3.6.3. Limitations and Future Directions
Despite its promising performance, PLM-FRP has several limitations that present opportunities for future research. The primary limitation is the relatively small size of the current benchmark dataset; expanding it with more diverse, experimentally validated FRPs would likely enhance the model’s generalizability. Additionally, while our negative dataset was carefully constructed, the evolving nature of biological discovery means some proteins currently labeled as non-FRPs might later be identified as having a role in ferroptosis, introducing potential label noise. Furthermore, the interpretability of the hybrid features, particularly the abstract embeddings from ESM2, remains a challenge. Future work should focus on developing advanced interpretation techniques to map these predictive features to concrete biological properties. Addressing these limitations by curating larger datasets and improving model interpretability will be crucial for developing the next generation of predictive tools for ferroptosis research.
4. Conclusions
In this study, we have introduced PLM-FRP, a novel machine learning framework designed for the accurate and efficient prediction of ferroptosis-related proteins (FRPs). Our approach successfully integrates traditional sequence-based features (DDE) with advanced contextual embeddings from the pre-trained protein language model ESM2. By employing a sophisticated feature selection strategy, we identified an optimal hybrid feature set that captures a comprehensive spectrum of biological information, from local amino acid composition to global evolutionary and structural properties.
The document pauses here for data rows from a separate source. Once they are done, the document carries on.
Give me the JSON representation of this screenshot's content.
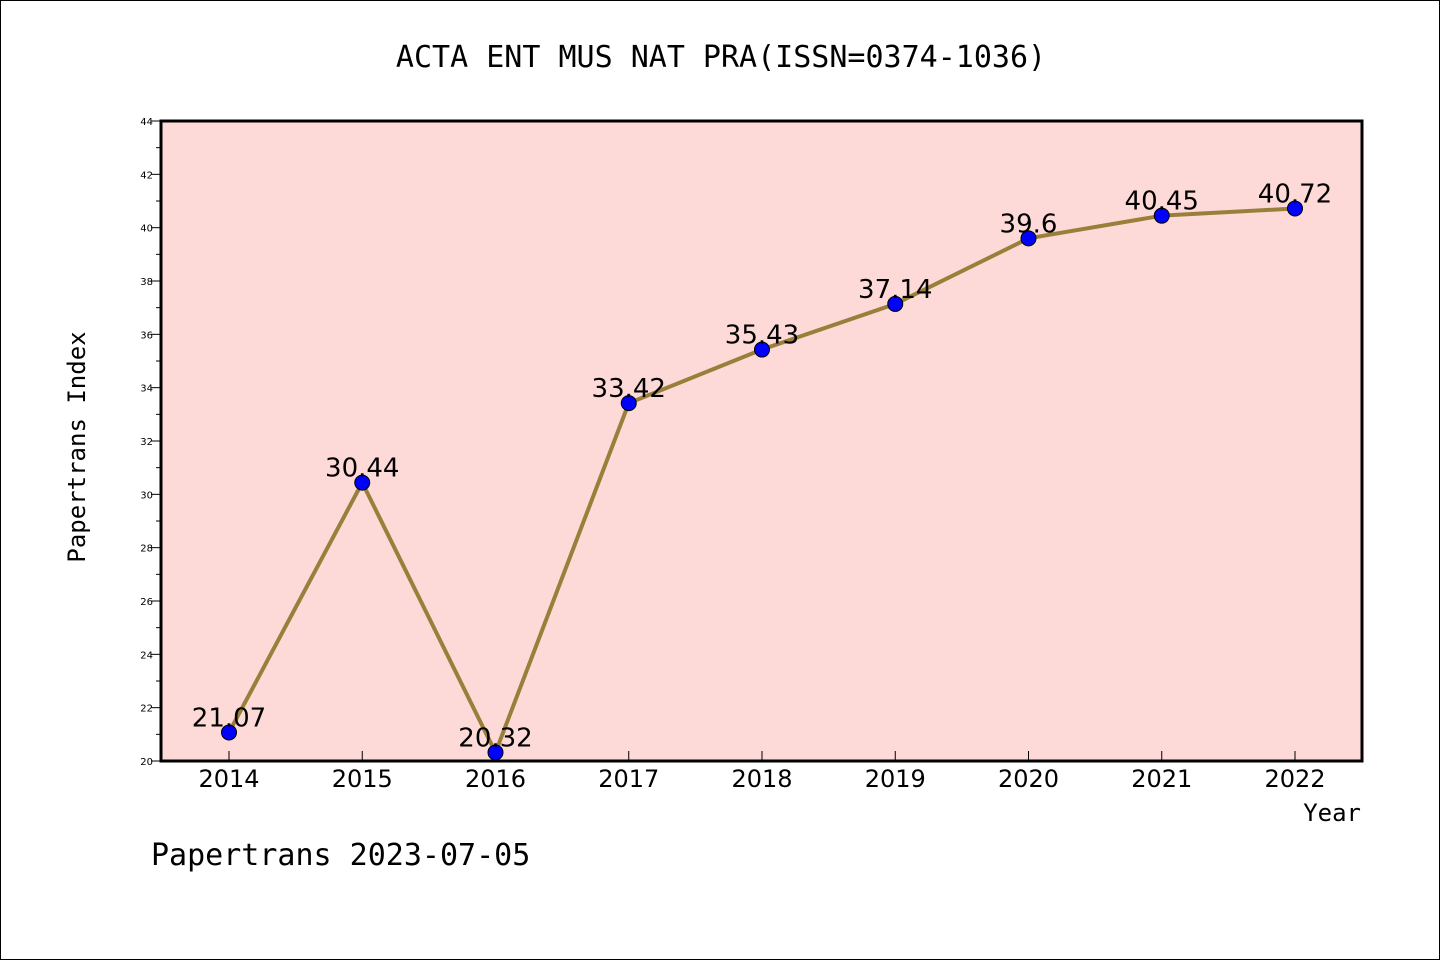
{
  "chart_data": {
    "type": "line",
    "title": "ACTA ENT MUS NAT PRA(ISSN=0374-1036)",
    "xlabel": "Year",
    "ylabel": "Papertrans Index",
    "categories": [
      "2014",
      "2015",
      "2016",
      "2017",
      "2018",
      "2019",
      "2020",
      "2021",
      "2022"
    ],
    "series": [
      {
        "values": [
          21.07,
          30.44,
          20.32,
          33.42,
          35.43,
          37.14,
          39.6,
          40.45,
          40.72
        ],
        "labels": [
          "21.07",
          "30.44",
          "20.32",
          "33.42",
          "35.43",
          "37.14",
          "39.6",
          "40.45",
          "40.72"
        ]
      }
    ],
    "ylim": [
      20,
      44
    ],
    "yticks": [
      20,
      22,
      24,
      26,
      28,
      30,
      32,
      34,
      36,
      38,
      40,
      42,
      44
    ],
    "grid": false,
    "colors": {
      "plot_background": "#fddad8",
      "line": "#9a7f3a",
      "marker": "#0000ff"
    }
  },
  "footer": "Papertrans 2023-07-05"
}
The resulting model, PLM-FRP, achieves state-of-the-art performance, significantly outperforming existing methods on the independent test set. To enhance model transparency, we utilized SHAP analysis to interpret the contributions of individual features, providing valuable insights into the model’s decision-making process. Furthermore, we have developed a user-friendly web server to ensure broad accessibility, enabling researchers to leverage our powerful predictive tool with ease. PLM-FRP promises to be a valuable resource for accelerating the discovery of novel FRPs, deepening our understanding of ferroptosis mechanisms, and guiding the development of future therapeutic interventions. Future work will focus on expanding the training dataset and exploring more advanced deep learning architectures to further enhance predictive accuracy and interpretability.